I feel like that is the main benefit of PHP (again, used in this case): to develop a decently performant model that meets required functionality, yet is still open and accessible enough to the general audience of developers (i.e. most likely web developers).

Further, if optimization is a priority, improving implementation and algorithms would far out way the difference in language (when choosing high-level language).

Would you recommend something statically typed such as java instead? Or a different dynamic such as javascript or python?

svenpaulsen commented 7 years ago

I'd use Python...

ronindesign commented 7 years ago

That would make sense, Python is pretty flexible... thanks!
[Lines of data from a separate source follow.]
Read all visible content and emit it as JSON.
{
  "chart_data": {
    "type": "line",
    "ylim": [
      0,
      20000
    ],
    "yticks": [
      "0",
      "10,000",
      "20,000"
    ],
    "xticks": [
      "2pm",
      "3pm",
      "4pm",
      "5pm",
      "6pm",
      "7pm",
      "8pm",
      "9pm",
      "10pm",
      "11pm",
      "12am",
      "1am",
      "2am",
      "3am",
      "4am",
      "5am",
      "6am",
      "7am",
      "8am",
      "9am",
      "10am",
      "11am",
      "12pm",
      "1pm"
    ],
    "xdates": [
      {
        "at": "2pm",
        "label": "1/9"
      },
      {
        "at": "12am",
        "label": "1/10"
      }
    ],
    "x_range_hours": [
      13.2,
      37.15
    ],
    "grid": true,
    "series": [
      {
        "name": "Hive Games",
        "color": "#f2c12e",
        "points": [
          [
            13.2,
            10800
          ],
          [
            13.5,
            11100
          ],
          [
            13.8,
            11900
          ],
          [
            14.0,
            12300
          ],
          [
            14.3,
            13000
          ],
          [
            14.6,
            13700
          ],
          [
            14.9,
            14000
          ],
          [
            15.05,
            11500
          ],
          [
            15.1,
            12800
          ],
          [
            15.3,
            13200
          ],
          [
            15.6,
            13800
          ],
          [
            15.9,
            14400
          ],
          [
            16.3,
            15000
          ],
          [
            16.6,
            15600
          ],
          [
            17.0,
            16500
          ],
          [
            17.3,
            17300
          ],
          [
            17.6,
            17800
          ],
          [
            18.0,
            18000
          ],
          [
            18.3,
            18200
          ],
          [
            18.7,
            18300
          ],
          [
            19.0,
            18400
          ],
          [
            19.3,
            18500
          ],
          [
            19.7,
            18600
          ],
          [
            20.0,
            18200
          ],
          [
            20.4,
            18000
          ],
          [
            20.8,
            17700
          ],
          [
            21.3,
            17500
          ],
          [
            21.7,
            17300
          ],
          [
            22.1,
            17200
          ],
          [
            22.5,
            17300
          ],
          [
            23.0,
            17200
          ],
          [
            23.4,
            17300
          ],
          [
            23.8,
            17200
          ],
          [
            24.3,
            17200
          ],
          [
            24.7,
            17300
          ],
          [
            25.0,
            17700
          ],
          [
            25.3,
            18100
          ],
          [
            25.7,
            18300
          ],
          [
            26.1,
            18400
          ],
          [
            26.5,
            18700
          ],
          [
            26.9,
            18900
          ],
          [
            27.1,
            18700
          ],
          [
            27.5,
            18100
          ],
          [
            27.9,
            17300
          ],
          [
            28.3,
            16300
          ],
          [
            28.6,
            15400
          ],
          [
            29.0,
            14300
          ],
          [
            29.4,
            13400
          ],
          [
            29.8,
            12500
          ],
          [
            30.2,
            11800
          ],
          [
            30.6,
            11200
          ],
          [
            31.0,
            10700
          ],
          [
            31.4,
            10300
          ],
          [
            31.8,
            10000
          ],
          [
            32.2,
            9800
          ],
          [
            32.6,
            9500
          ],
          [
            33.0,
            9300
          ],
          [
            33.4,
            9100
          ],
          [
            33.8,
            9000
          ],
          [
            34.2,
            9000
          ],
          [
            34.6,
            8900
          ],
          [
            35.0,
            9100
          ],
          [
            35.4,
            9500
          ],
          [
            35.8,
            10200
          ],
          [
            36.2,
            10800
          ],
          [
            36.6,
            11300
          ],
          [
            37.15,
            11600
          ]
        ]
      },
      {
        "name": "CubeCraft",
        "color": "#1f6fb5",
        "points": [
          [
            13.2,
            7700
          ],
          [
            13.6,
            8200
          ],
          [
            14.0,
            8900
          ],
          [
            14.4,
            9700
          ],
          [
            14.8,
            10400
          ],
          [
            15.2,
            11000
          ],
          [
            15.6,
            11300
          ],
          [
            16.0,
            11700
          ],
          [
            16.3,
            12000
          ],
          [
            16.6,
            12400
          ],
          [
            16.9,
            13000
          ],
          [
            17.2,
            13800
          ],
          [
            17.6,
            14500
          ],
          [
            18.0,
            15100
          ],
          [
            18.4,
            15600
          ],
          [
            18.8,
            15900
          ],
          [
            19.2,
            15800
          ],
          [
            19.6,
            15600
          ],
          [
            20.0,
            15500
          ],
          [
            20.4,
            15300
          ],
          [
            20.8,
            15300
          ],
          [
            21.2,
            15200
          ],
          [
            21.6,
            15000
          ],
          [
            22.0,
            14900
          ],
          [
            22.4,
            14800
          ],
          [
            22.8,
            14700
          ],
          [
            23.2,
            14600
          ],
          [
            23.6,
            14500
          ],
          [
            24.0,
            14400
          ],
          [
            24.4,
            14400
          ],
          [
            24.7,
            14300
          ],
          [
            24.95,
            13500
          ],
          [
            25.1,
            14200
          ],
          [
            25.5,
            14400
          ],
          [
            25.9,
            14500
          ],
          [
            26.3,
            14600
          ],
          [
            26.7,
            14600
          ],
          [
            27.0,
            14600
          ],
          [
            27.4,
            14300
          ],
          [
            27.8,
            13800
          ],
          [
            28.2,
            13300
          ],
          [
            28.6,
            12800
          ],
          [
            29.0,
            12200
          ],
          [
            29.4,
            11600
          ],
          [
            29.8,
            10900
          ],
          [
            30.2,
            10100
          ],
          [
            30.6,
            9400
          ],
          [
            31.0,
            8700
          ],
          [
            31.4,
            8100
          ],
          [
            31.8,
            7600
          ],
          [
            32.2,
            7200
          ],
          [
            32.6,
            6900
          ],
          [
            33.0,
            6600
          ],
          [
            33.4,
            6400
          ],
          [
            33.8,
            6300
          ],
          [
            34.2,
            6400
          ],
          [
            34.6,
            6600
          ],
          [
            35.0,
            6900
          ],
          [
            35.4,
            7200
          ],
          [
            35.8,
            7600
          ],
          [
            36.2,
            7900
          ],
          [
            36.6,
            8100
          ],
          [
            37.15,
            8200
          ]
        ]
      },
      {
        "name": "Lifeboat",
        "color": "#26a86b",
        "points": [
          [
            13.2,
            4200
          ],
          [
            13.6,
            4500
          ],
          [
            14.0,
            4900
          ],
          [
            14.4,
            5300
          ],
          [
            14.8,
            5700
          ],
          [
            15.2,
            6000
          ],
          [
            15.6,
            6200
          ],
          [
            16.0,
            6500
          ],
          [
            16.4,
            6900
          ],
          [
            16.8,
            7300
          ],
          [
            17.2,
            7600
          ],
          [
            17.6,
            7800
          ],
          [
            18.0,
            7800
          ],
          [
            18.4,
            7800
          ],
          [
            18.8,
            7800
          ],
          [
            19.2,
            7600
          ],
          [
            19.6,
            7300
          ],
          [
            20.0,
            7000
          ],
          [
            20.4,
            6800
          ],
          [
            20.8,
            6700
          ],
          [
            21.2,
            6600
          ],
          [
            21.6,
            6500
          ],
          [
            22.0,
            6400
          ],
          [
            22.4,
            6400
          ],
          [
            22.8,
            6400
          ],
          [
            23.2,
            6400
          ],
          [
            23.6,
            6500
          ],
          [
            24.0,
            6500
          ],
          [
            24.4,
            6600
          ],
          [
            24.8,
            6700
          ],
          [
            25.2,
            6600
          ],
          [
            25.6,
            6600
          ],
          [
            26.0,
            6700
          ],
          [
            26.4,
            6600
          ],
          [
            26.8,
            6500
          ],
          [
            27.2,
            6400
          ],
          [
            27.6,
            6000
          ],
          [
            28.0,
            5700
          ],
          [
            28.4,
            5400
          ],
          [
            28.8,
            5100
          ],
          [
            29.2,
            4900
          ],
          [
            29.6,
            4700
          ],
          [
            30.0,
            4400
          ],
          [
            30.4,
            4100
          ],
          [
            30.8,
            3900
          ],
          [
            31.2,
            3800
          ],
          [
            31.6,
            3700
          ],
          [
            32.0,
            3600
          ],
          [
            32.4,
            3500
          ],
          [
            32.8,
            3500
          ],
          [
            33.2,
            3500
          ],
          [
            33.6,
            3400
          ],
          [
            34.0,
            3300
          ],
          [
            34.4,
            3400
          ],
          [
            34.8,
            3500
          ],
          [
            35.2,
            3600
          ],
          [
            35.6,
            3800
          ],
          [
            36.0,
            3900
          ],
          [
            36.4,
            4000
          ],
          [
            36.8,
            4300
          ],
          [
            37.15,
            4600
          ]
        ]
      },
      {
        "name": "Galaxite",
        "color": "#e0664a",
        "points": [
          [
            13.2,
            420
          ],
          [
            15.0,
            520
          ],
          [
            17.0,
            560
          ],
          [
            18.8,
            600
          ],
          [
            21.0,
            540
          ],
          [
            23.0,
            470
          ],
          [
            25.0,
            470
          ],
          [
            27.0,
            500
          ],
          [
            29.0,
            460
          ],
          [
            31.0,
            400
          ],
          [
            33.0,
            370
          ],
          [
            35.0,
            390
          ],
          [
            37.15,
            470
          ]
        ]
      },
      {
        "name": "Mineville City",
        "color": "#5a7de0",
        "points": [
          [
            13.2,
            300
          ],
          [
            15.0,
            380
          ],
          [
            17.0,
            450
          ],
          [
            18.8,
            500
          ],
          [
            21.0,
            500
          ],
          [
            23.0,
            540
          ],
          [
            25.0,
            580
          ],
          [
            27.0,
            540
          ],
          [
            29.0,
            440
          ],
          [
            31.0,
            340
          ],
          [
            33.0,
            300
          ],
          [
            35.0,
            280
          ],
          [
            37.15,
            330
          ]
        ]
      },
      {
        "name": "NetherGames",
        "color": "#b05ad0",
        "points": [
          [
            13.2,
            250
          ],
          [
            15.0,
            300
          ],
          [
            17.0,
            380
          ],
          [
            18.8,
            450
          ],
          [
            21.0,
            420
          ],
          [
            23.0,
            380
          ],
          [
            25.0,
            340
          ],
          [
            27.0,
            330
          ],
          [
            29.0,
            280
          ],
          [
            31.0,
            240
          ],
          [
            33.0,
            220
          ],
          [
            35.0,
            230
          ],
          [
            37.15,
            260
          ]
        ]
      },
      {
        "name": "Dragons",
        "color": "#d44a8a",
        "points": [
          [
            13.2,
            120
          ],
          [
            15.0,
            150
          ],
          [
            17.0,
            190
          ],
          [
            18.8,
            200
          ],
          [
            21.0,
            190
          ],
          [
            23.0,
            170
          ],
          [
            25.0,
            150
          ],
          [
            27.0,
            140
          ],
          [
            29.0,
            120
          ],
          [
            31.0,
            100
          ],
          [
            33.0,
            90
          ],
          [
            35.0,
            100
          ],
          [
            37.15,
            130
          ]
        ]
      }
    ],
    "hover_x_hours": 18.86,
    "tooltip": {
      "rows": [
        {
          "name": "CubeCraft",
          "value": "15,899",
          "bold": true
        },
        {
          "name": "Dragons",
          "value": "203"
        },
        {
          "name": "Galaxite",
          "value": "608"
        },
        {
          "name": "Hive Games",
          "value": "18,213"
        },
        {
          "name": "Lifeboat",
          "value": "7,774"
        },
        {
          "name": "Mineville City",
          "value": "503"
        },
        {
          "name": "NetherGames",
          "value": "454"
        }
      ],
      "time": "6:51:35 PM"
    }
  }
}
JABirchall commented 7 years ago

Well you could also use pthreads it works on linux and windows. and you can check if the extension is loaded or not and throw an exception if someone tried to do multi-connections without pthreads loaded.

JABirchall commented 7 years ago

Also just thought about PCNTL you can use pcmtl_folk to create a child process and pcntl_wait to wait for input

JABirchall commented 7 years ago

In the art of providing information, I have just discovered package: https://github.com/bwoebi/php-uv

looks like EXACTLY what is needed for the framework to have concurrent tasks in PHP.